Former house speaker Newt Gingrich has been advising the president-elect for months and could be about to make a return to government, replacing John Kerry as secretary of state – the US's chief diplomat. In the wake of the election result he told CNN he doubted Trump could make Mexico pay for the proposed wall "but it was a great campaign device".
New Jersey governor Chris Christie pledged his allegiance to Trump after standing aside in the race to become the Republican nominee. He's assumed to be a candidate for a role, despite being linked with a corruption scandal, as is general Mike Flynn, who as a former director of the Defence Intelligence Agency could slip into the role of national security advisor or the top job as defence secretary.

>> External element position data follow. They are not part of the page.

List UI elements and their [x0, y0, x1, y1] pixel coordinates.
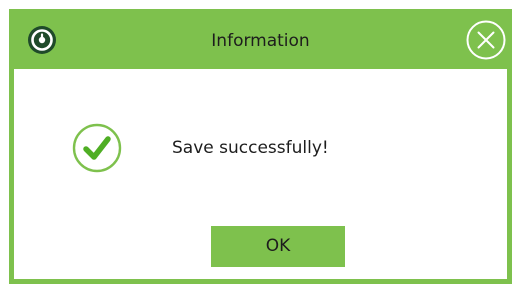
close-button[interactable] [465, 19, 507, 61]
close-icon[interactable] [465, 19, 507, 61]
checkmark-success-icon [72, 123, 122, 173]
ok-button[interactable]: OK [211, 226, 345, 267]
dialog-title: Information [211, 31, 310, 51]
title-bar: Information [14, 14, 507, 69]
information-dialog: Information Save successfully! OK [9, 9, 512, 284]
success-message: Save successfully! [172, 138, 329, 158]
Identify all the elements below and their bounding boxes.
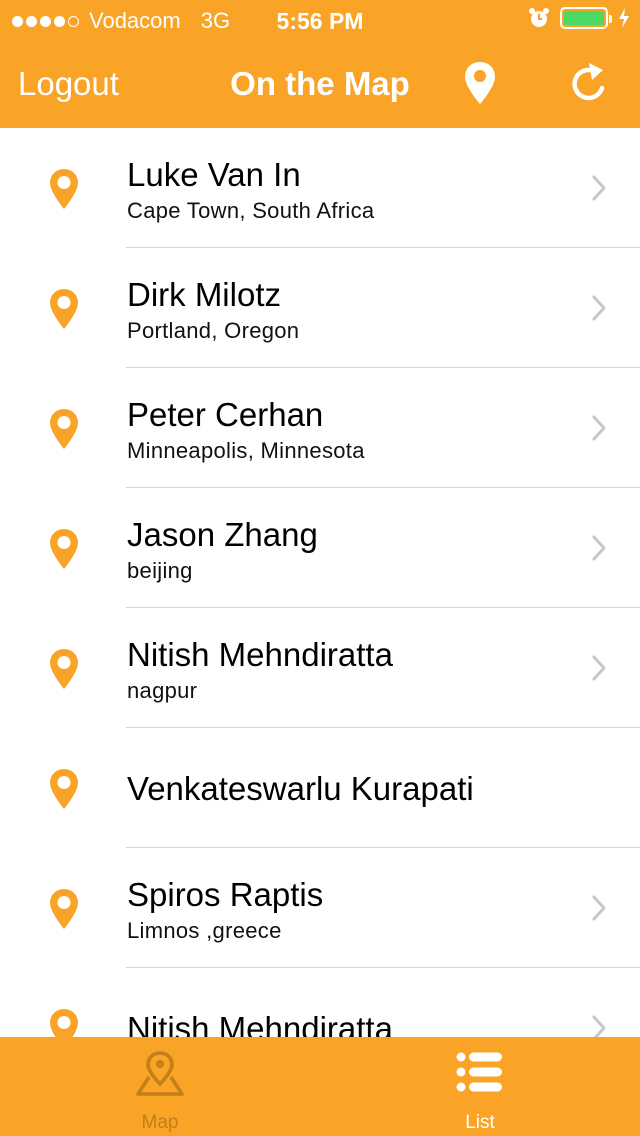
pin-icon[interactable] (462, 60, 498, 106)
student-row[interactable]: Nitish Mehndiratta nagpur (0, 608, 640, 728)
location-pin-icon (50, 769, 78, 809)
chevron-right-icon (592, 415, 606, 441)
header: Vodacom 3G 5:56 PM Logout On the Map (0, 0, 640, 128)
location-pin-icon (50, 529, 78, 569)
chevron-right-icon (592, 895, 606, 921)
location-pin-icon (50, 889, 78, 929)
location-pin-icon (50, 169, 78, 209)
student-location: Cape Town, South Africa (127, 198, 375, 223)
tab-map-label: Map (141, 1112, 179, 1133)
battery-icon (560, 7, 612, 29)
student-row[interactable]: Jason Zhang beijing (0, 488, 640, 608)
student-name: Luke Van In (127, 156, 301, 193)
student-name: Peter Cerhan (127, 396, 324, 433)
student-row[interactable]: Spiros Raptis Limnos ,greece (0, 848, 640, 968)
student-list: Luke Van In Cape Town, South Africa Dirk M… (0, 128, 640, 1037)
list-icon (456, 1052, 502, 1092)
student-location: Limnos ,greece (127, 918, 282, 943)
status-right (528, 7, 630, 29)
student-row[interactable]: Luke Van In Cape Town, South Africa (0, 128, 640, 248)
student-row[interactable]: Dirk Milotz Portland, Oregon (0, 248, 640, 368)
student-name: Nitish Mehndiratta (127, 1010, 393, 1037)
student-name: Nitish Mehndiratta (127, 636, 393, 673)
student-name: Spiros Raptis (127, 876, 324, 913)
student-location: Minneapolis, Minnesota (127, 438, 365, 463)
chevron-right-icon (592, 175, 606, 201)
tab-map[interactable]: Map (80, 1037, 240, 1136)
chevron-right-icon (592, 655, 606, 681)
battery-fill (564, 11, 604, 25)
tab-list-label: List (465, 1112, 495, 1133)
alarm-icon (529, 8, 549, 27)
student-row[interactable]: Venkateswarlu Kurapati (0, 728, 640, 848)
chevron-right-icon (592, 535, 606, 561)
tab-list[interactable]: List (400, 1037, 560, 1136)
student-name: Dirk Milotz (127, 276, 281, 313)
student-name: Jason Zhang (127, 516, 318, 553)
student-location: Portland, Oregon (127, 318, 300, 343)
student-name: Venkateswarlu Kurapati (127, 770, 474, 807)
chevron-right-icon (592, 1015, 606, 1037)
location-pin-icon (50, 649, 78, 689)
student-row[interactable]: Peter Cerhan Minneapolis, Minnesota (0, 368, 640, 488)
location-pin-icon (50, 289, 78, 329)
tab-bar: Map List (0, 1037, 640, 1136)
refresh-icon[interactable] (568, 60, 612, 106)
location-pin-icon (50, 1009, 78, 1037)
chevron-right-icon (592, 295, 606, 321)
status-bar: Vodacom 3G 5:56 PM (0, 0, 640, 40)
charging-icon (619, 8, 629, 28)
student-location: beijing (127, 558, 193, 583)
app-screen: Vodacom 3G 5:56 PM Logout On the Map Luk… (0, 0, 640, 1136)
student-row[interactable]: Nitish Mehndiratta (0, 968, 640, 1037)
page-title: On the Map (230, 65, 410, 102)
navigation-bar: Logout On the Map (0, 40, 640, 128)
student-location: nagpur (127, 678, 198, 703)
location-pin-icon (50, 409, 78, 449)
map-icon (136, 1051, 184, 1096)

Ben Carson has said he will be willing to help the new president comb through Obamacare to reset the dial. The former surgeon is tipped to be health secretary.
Then there is the Trump family itself. As first lady, Melania Trump said she would focus on tackling cyber-bullying while there have been reports that son-in-law Jared Kushner could be in line for a government role. Giuliani, though, has said other family members would look on from the sidelines as advisers.

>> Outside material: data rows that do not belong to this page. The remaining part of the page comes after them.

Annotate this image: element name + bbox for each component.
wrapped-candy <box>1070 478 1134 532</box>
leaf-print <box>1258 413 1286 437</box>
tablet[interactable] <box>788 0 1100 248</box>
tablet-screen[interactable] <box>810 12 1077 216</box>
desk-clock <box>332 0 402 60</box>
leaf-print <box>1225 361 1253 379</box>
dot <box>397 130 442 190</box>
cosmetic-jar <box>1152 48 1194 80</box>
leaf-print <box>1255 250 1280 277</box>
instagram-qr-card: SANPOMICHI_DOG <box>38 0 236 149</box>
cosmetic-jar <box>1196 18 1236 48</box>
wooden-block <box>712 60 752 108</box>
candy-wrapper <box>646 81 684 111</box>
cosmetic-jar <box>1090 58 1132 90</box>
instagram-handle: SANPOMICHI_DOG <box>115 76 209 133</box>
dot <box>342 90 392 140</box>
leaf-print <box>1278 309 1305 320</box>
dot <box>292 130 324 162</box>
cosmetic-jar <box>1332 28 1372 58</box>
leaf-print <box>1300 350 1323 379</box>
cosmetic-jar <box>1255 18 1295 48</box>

Jared Kushner: the son-in-law turned campaign advisor
In June, Jared Kushner penned an impassioned defence of his father-in-law and president-elect Donald Trump calling the billionaire property tycoon and TV personality "incredibly loving and tolerant person".
He was writing after a journalist at the New York Observer, which he bought in 2006 aged just 25, branded Trump an anti-Semite. "My father-in-law is not an anti-Semite. It's that simple, really. Donald Trump is not anti-Semitic and he's not a racist," Kushner responded.
It might not be the final time the Ivy-leaguer leaps to the defence of the president-elect as it is he - and neither of the Trump children - who is being linked with a top post in the new administration. Whispers grew louder when he was spotted amongst Trump's transition team that visited the White House last week.
A Harvard graduate, Kushner took over his family's multi-billion dollar property empire when his father Charles was jailed for tax offences in 2005. He has been CEO of the company since 2008.
Kushner married Ivanka Trump in 2009 and slowly emerged from the shadows to help run his father-in-law's presidential campaign.